Fear is a good thing. I’m definitely concerned and afraid of valuations. They’re crazy. They don’t make any sense. If you’re trained in finance at all, you can see that it’s very hard to predict where market valuations are going. I don’t think the motivations are there to really understand that. On a bigger, macroeconomic scale, we’re seeing the indication that the market continues to shift, both on a consumer level and on an enterprise level.
On that note, I’ll give a plug for one of the things that I think is a trend as well, and that’s what we generally call gamification – bringing game-like attributes to enterprise software and other types of software development or even old media efforts.
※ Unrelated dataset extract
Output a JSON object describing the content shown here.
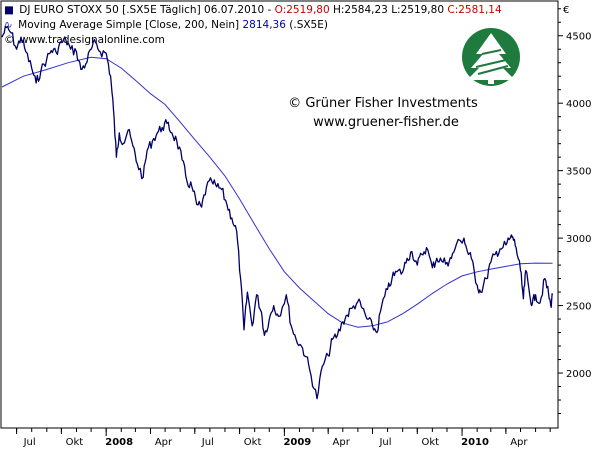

Again, we’re at the tip of an iceberg there, where we could see the game industry transform into something we’ve never seen before, as it brings gaming formally into the workplace or the classroom.
Stokes: To throw a little bit of negativity in, just to mix it up a bit—I’ve done a lot of investments in the internet space. I’ve seen companies bought for a billion dollars that have zero revenues. When I see the sort of valuations you’re talking about here and I look at the revenues and the margins they’re generating, it can’t be that crazy relative to the craziness that you see in the world.
The thing that would be sitting in the back of my mind is, when I look at the internet companies, or to go back 20 years and even look at the Microsofts and the Apples, I don’t think there’s any brand affinity with King. I don’t think anyone has any brand affinity with King. The fact that these companies don’t have any brand affinity – it’s their products that have brand affinity – it’s a question of how far you can stretch that product affinity when there’s no real brand affinity.
I don’t think that’s what’s been pushed yet. That’s what we saw with Zynga. Zynga didn’t have any brand affinity with the public. It stretched its product affinity as far as it could, and then things collapsed. We’ll see what happens with King. That’s something that would concern me.
Baverstock: That’s very interesting. In the end, we’re a creative industry. Investors have to understand that you do need to make great product. You can’t just have a big business and turn out shit. People won’t buy it. It doesn’t work that way. There’s always a massive creative risk.